Intermediate

Feature Engineering with Spark

Learn how to transform raw data into ML-ready features using Spark's built-in transformers, estimators, and feature utilities.

Transformers vs Estimators

Spark ML uses two key abstractions for feature engineering:

  • Transformer: Takes a DataFrame, returns a new DataFrame with added columns. Uses .transform(). Example: VectorAssembler.
  • Estimator: Takes a DataFrame, learns parameters, returns a Transformer (model). Uses .fit() then .transform(). Example: StandardScaler.

VectorAssembler

The most essential transformer — combines multiple columns into a single feature vector.

Python — VectorAssembler
from pyspark.ml.feature import VectorAssembler

assembler = VectorAssembler(
    inputCols=["age", "income", "credit_score", "num_products"],
    outputCol="features"
)

df_assembled = assembler.transform(df)
df_assembled.select("features", "label").show(5, truncate=False)

Encoding Categorical Features

Python — StringIndexer and OneHotEncoder
from pyspark.ml.feature import StringIndexer, OneHotEncoder

# Convert string labels to numeric indices
indexer = StringIndexer(inputCol="category", outputCol="category_index")
df_indexed = indexer.fit(df).transform(df)

# One-hot encode the indices
encoder = OneHotEncoder(inputCol="category_index", outputCol="category_vec")
df_encoded = encoder.fit(df_indexed).transform(df_indexed)
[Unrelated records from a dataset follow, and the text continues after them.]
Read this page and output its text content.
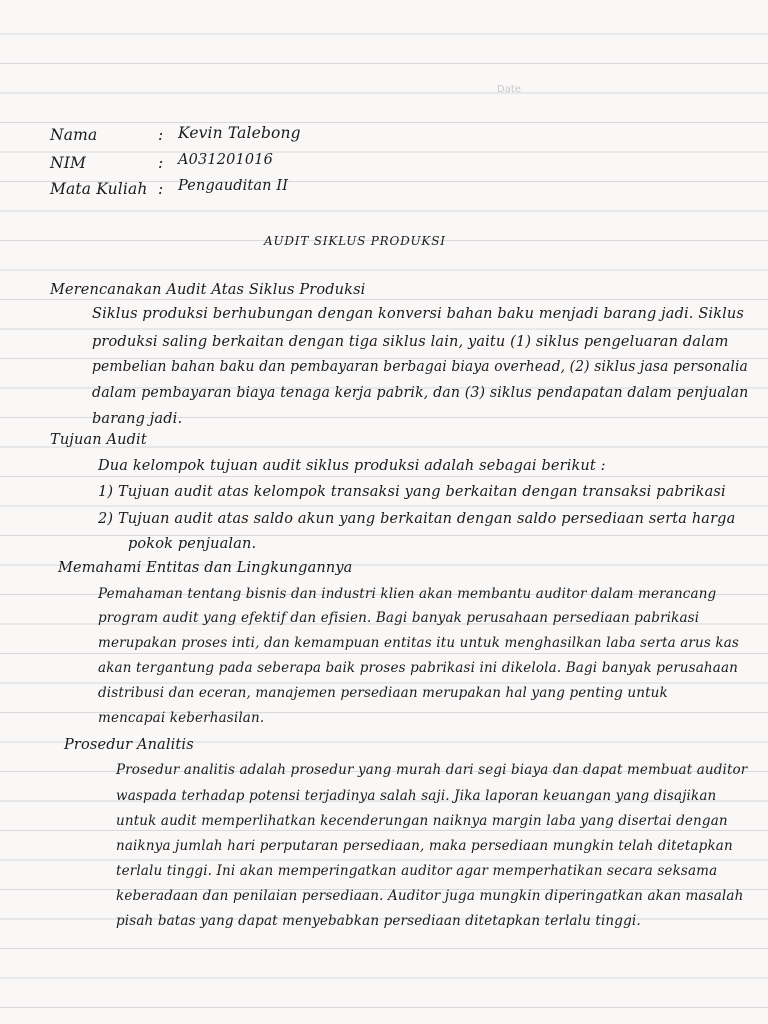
Date
Nama	: Kevin Talebong
NIM	: A031201016
Mata Kuliah : Pengauditan II
AUDIT SIKLUS PRODUKSI
Merencanakan Audit Atas Siklus Produksi
Siklus produksi berhubungan dengan konversi bahan baku menjadi barang jadi. Siklus
produksi saling berkaitan dengan tiga siklus lain, yaitu (1) siklus pengeluaran dalam
pembelian bahan baku dan pembayaran berbagai biaya overhead, (2) siklus jasa personalia
dalam pembayaran biaya tenaga kerja pabrik, dan (3) siklus pendapatan dalam penjualan
barang jadi.
Tujuan Audit
Dua kelompok tujuan audit siklus produksi adalah sebagai berikut :
1) Tujuan audit atas kelompok transaksi yang berkaitan dengan transaksi pabrikasi
2) Tujuan audit atas saldo akun yang berkaitan dengan saldo persediaan serta harga
pokok penjualan.
Memahami Entitas dan Lingkungannya
Pemahaman tentang bisnis dan industri klien akan membantu auditor dalam merancang
program audit yang efektif dan efisien. Bagi banyak perusahaan persediaan pabrikasi
merupakan proses inti, dan kemampuan entitas itu untuk menghasilkan laba serta arus kas
akan tergantung pada seberapa baik proses pabrikasi ini dikelola. Bagi banyak perusahaan
distribusi dan eceran, manajemen persediaan merupakan hal yang penting untuk
mencapai keberhasilan.
Prosedur Analitis
Prosedur analitis adalah prosedur yang murah dari segi biaya dan dapat membuat auditor
waspada terhadap potensi terjadinya salah saji. Jika laporan keuangan yang disajikan
untuk audit memperlihatkan kecenderungan naiknya margin laba yang disertai dengan
naiknya jumlah hari perputaran persediaan, maka persediaan mungkin telah ditetapkan
terlalu tinggi. Ini akan memperingatkan auditor agar memperhatikan secara seksama
keberadaan dan penilaian persediaan. Auditor juga mungkin diperingatkan akan masalah
pisah batas yang dapat menyebabkan persediaan ditetapkan terlalu tinggi.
# For multiple columns at once
indexers = [
    StringIndexer(inputCol=col, outputCol=f"{col}_index")
    for col in ["city", "gender", "education"]
]

Scaling and Normalization

Python — Feature Scaling
from pyspark.ml.feature import StandardScaler, MinMaxScaler, Normalizer

# StandardScaler (zero mean, unit variance)
scaler = StandardScaler(
    inputCol="features",
    outputCol="scaled_features",
    withMean=True,
    withStd=True
)
scaler_model = scaler.fit(df)
df_scaled = scaler_model.transform(df)

# MinMaxScaler (scale to [0, 1])
min_max = MinMaxScaler(inputCol="features", outputCol="normalized_features")
df_normalized = min_max.fit(df).transform(df)
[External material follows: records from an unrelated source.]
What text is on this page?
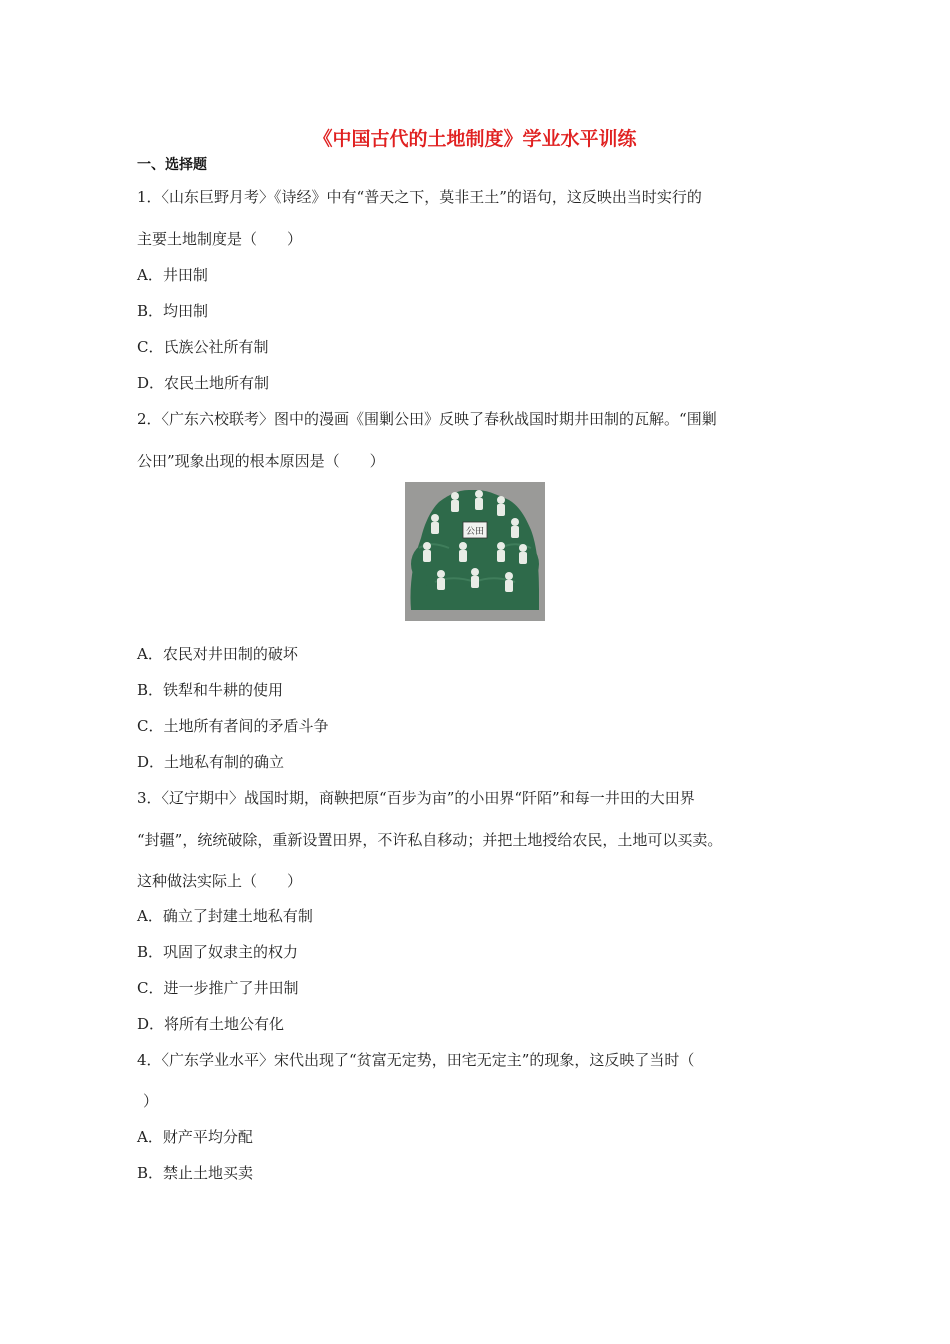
《中国古代的土地制度》学业水平训练
一、选择题
1．〈山东巨野月考〉《诗经》中有“普天之下，莫非王土”的语句，这反映出当时实行的
主要土地制度是（　　）
A．井田制
B．均田制
C．氏族公社所有制
D．农民土地所有制
2．〈广东六校联考〉图中的漫画《围剿公田》反映了春秋战国时期井田制的瓦解。“围剿
公田”现象出现的根本原因是（　　）
公田
A．农民对井田制的破坏
B．铁犁和牛耕的使用
C．土地所有者间的矛盾斗争
D．土地私有制的确立
3．〈辽宁期中〉战国时期，商鞅把原“百步为亩”的小田界“阡陌”和每一井田的大田界
“封疆”，统统破除，重新设置田界，不许私自移动；并把土地授给农民，土地可以买卖。
这种做法实际上（　　）
A．确立了封建土地私有制
B．巩固了奴隶主的权力
C．进一步推广了井田制
D．将所有土地公有化
4．〈广东学业水平〉宋代出现了“贫富无定势，田宅无定主”的现象，这反映了当时（
）
A．财产平均分配
B．禁止土地买卖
# L2 Normalization (unit norm)
normalizer = Normalizer(inputCol="features", outputCol="norm_features", p=2.0)
df_normed = normalizer.transform(df)

Text Features

Python — Text Feature Extraction
from pyspark.ml.feature import Tokenizer, HashingTF, IDF

# Tokenize text
tokenizer = Tokenizer(inputCol="text", outputCol="words")
df_words = tokenizer.transform(df)

# Term frequency
hashing_tf = HashingTF(inputCol="words", outputCol="raw_features", numFeatures=10000)
df_tf = hashing_tf.transform(df_words)

# TF-IDF
idf = IDF(inputCol="raw_features", outputCol="tfidf_features")
df_tfidf = idf.fit(df_tf).transform(df_tf)

Feature Selection

Python — Feature Selection with ChiSqSelector
from pyspark.ml.feature import ChiSqSelector

selector = ChiSqSelector(
    numTopFeatures=20,
    featuresCol="features",
    outputCol="selected_features",
    labelCol="label"
)

model = selector.fit(df)
df_selected = model.transform(df)
print(f"Selected feature indices: {model.selectedFeatures}")

Common Transformers Reference

TransformerTypePurpose
VectorAssemblerTransformerCombine columns into feature vector
StringIndexerEstimatorMap strings to numeric indices
OneHotEncoderEstimatorOne-hot encode categorical indices
StandardScalerEstimatorStandardize to zero mean, unit variance
BucketizerTransformerBin continuous features into buckets
ImputerEstimatorFill missing values with mean/median
PCAEstimatorDimensionality reduction
Chain transformers in a Pipeline: Rather than applying transformers one at a time, chain them in a Pipeline for cleaner code and easier model persistence. We cover this in the next lesson.